Obituary – Bill Urquhart-Dykes
Another well-known personality from the vintage years has gone, with the death, peacefully, after a short illness, of Bill Urquhart-Dykes, at the age of 81. Known to most of us as a great 12/50 Alvis exponent, he commenced competition motoring in 1923, with an Eric-Campbell. Before this, after leaving his public school, Glenalmond, he had joined his father’s Regiment, the Cameronians, but in 1916 had got himself seconded to the RFC. By the end of hostilities he had flown 330 hours, mostly over the front lines, on artillery observation duties. He then commanded a flight of No. 105 Squadron RAF, in the North of Ireland. Incidentally, or perhaps to those who knew the couple’s devotion, not so incidentally, there he met his wife Ruth.
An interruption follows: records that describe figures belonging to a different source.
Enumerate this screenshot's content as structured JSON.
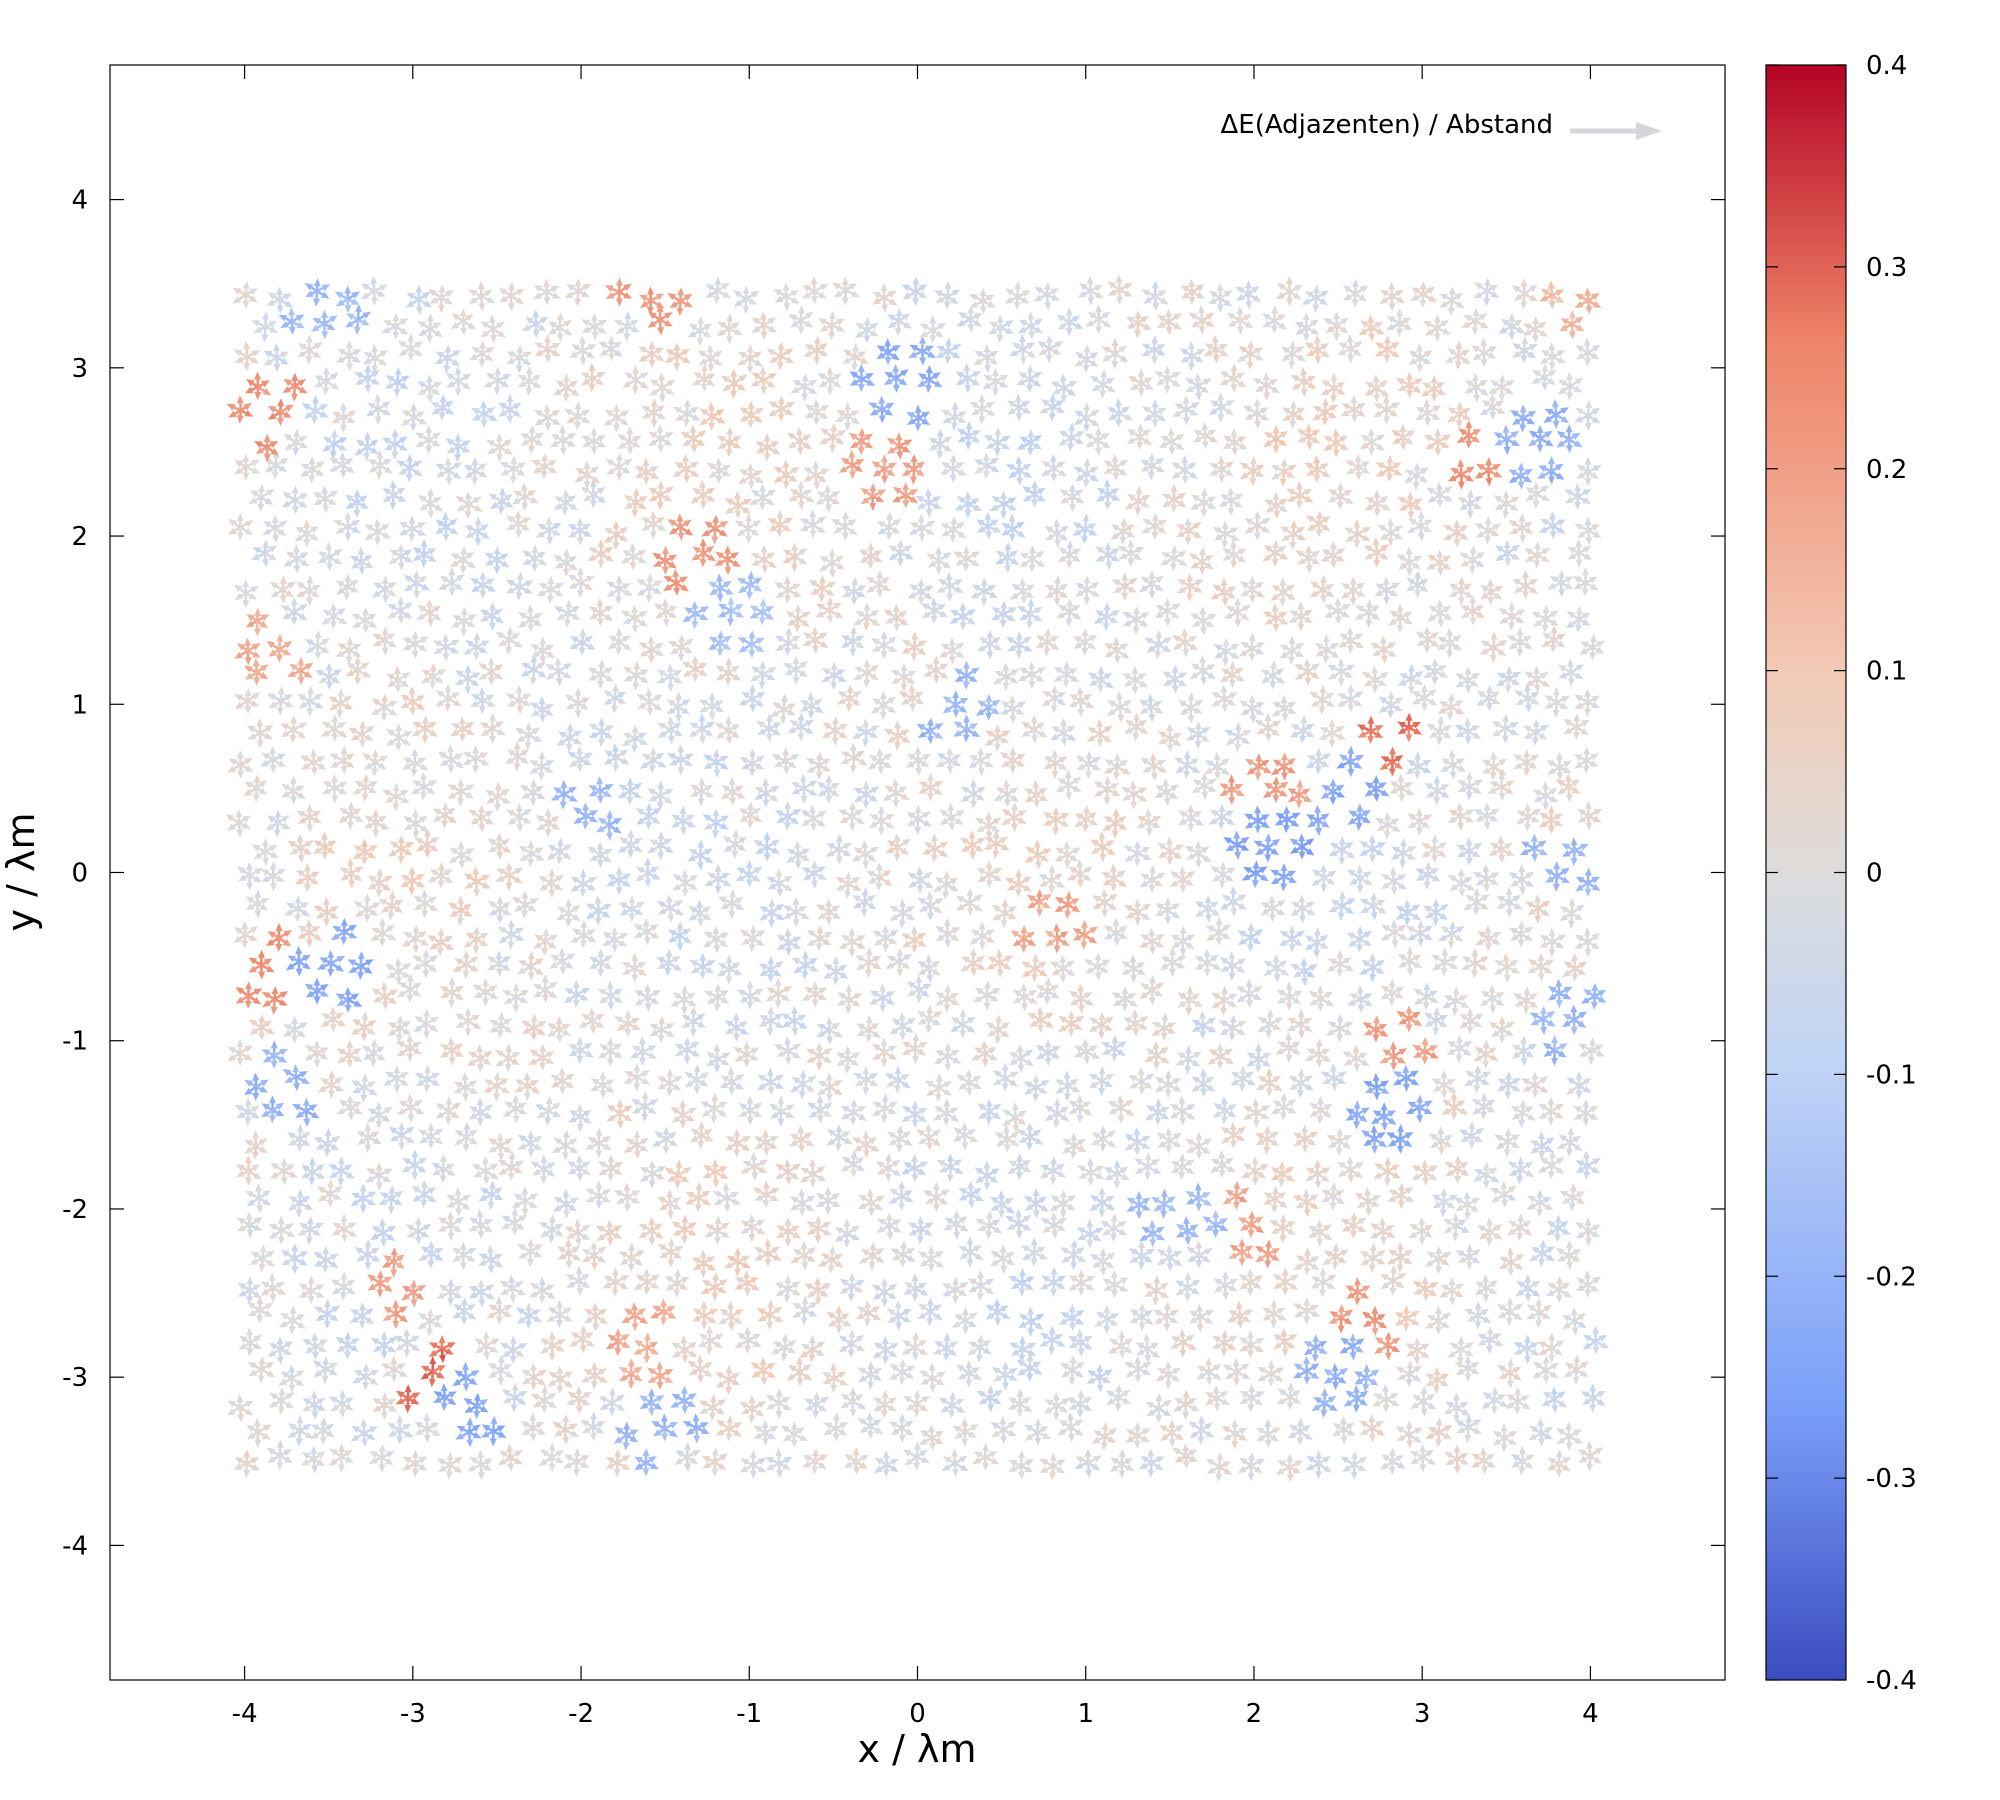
{
  "chart_data": {
    "type": "quiver",
    "xlabel": "x / λm",
    "ylabel": "y / λm",
    "xlim": [
      -4.8,
      4.8
    ],
    "ylim": [
      -4.8,
      4.8
    ],
    "xticks": [
      "-4",
      "-3",
      "-2",
      "-1",
      "0",
      "1",
      "2",
      "3",
      "4"
    ],
    "yticks": [
      "4",
      "3",
      "2",
      "1",
      "0",
      "-1",
      "-2",
      "-3",
      "-4"
    ],
    "legend": {
      "label": "ΔE(Adjazenten) / Abstand",
      "position": "top-right",
      "marker": "arrow",
      "marker_color": "#d4d6da"
    },
    "colorbar": {
      "range": [
        -0.4,
        0.4
      ],
      "ticks": [
        "0.4",
        "0.3",
        "0.2",
        "0.1",
        "0",
        "-0.1",
        "-0.2",
        "-0.3",
        "-0.4"
      ],
      "colormap": "coolwarm",
      "colors": [
        "#3b4cc0",
        "#7b9ff9",
        "#c0d4f5",
        "#dddcdc",
        "#f2cbb7",
        "#ee8468",
        "#b40426"
      ]
    },
    "lattice": {
      "kind": "triangular",
      "spacing": 0.2,
      "x_range": [
        -4,
        4
      ],
      "y_range": [
        -3.5,
        3.5
      ],
      "arrow_length_fraction": 0.45
    },
    "strong_sites": [
      {
        "x": -2.85,
        "y": -3.05,
        "value": 0.38
      },
      {
        "x": -3.85,
        "y": 2.75,
        "value": 0.3
      },
      {
        "x": -3.85,
        "y": -0.6,
        "value": 0.3
      },
      {
        "x": -1.6,
        "y": 3.5,
        "value": 0.28
      },
      {
        "x": -1.35,
        "y": 1.95,
        "value": 0.28
      },
      {
        "x": -0.15,
        "y": 2.45,
        "value": 0.26
      },
      {
        "x": 3.35,
        "y": 2.5,
        "value": 0.3
      },
      {
        "x": 2.75,
        "y": 0.75,
        "value": 0.36
      },
      {
        "x": 2.05,
        "y": 0.45,
        "value": 0.26
      },
      {
        "x": -3.1,
        "y": -2.45,
        "value": 0.25
      },
      {
        "x": -1.65,
        "y": -2.8,
        "value": 0.22
      },
      {
        "x": 2.9,
        "y": -1.05,
        "value": 0.26
      },
      {
        "x": 1.9,
        "y": -2.15,
        "value": 0.25
      },
      {
        "x": 0.85,
        "y": -0.3,
        "value": 0.24
      },
      {
        "x": 2.65,
        "y": -2.65,
        "value": 0.28
      },
      {
        "x": -3.85,
        "y": 1.3,
        "value": 0.22
      },
      {
        "x": 3.9,
        "y": 3.45,
        "value": 0.18
      },
      {
        "x": 2.1,
        "y": 0.1,
        "value": -0.32
      },
      {
        "x": 2.55,
        "y": 0.45,
        "value": -0.3
      },
      {
        "x": -0.1,
        "y": 2.9,
        "value": -0.28
      },
      {
        "x": -2.65,
        "y": -3.2,
        "value": -0.3
      },
      {
        "x": -3.45,
        "y": -0.55,
        "value": -0.3
      },
      {
        "x": -3.75,
        "y": -1.25,
        "value": -0.26
      },
      {
        "x": 2.85,
        "y": -1.4,
        "value": -0.3
      },
      {
        "x": 3.9,
        "y": 0.1,
        "value": -0.25
      },
      {
        "x": -1.95,
        "y": 0.4,
        "value": -0.24
      },
      {
        "x": 0.2,
        "y": 0.95,
        "value": -0.24
      },
      {
        "x": 2.45,
        "y": -2.95,
        "value": -0.26
      },
      {
        "x": 3.65,
        "y": 2.55,
        "value": -0.26
      },
      {
        "x": -1.55,
        "y": -3.3,
        "value": -0.24
      },
      {
        "x": -3.5,
        "y": 3.35,
        "value": -0.22
      },
      {
        "x": 1.55,
        "y": -2.0,
        "value": -0.22
      },
      {
        "x": 3.85,
        "y": -0.85,
        "value": -0.24
      },
      {
        "x": -1.1,
        "y": 1.55,
        "value": -0.2
      }
    ]
  }
}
He was the first person to spot the place where the trans-Atlantic Vickers Vimy had nosed over, after landing at Clifden at the end of its great flight from Newfoundland.
His first Alvis was a two-seater with dickey, used for trials and for racing. It was given a one off Shardeloe crankshaft on which the duralumin con.-rods ran direct, in its short-stroke engine. Fitted with a duck’s-back body borrowed from the factory this car, MF 4557, was 3rd the 1926 JCC Production Car Race. The Alvis was sans front brakes and had towed a caravan round Scottish Highlands the previous summer. Next came the best-remembered Alvis owned by this sporting pair – an SD 12/50 beetle-back, WM 47, which they got early in 1927. The previous owner had returned it to the factory because “it wouldn’t go”. It went extremely well, in the Dykes’ care! During a long series of successes WM 47 lapped Brooklands at over 91 m.p.h., yet was used for local shopping, and as a practice car before the TT and Double-Twelve races. It was driven by Ruth at the 1928 Boulogne Meeting, where she was 3rd in the Georges Boillot Cup race, after which it towed home Harvey’s broken-down works Alvis. Converted to dry-sump, this Alvis covered more than 976 miles during a record attempt and was placed in more than one race. It was kept in such sound condition that when sold to a Cambridge Don he used it for 30 years, carrying archaeological materials (in a special tray) between Turkey and England, without having altered the car’s racing specification.
Dykes drove many of the works Alvis cars, at Le Mans, in the TT, and at Brooklands, partnered by his wife, one handicap being won at over 101 m.p.h. with the straight-eight single-seater Alvis on its first outing. He retired from the game to build up a successful Patent Agency. It is so sad that this great sportsman has died, at a time when his wife isn’t well. I am indebted for some of these memories to Urquhart-Dykes’ close friend, Peter Lord, and to fellow Alvis fanatic Hugh Torrens.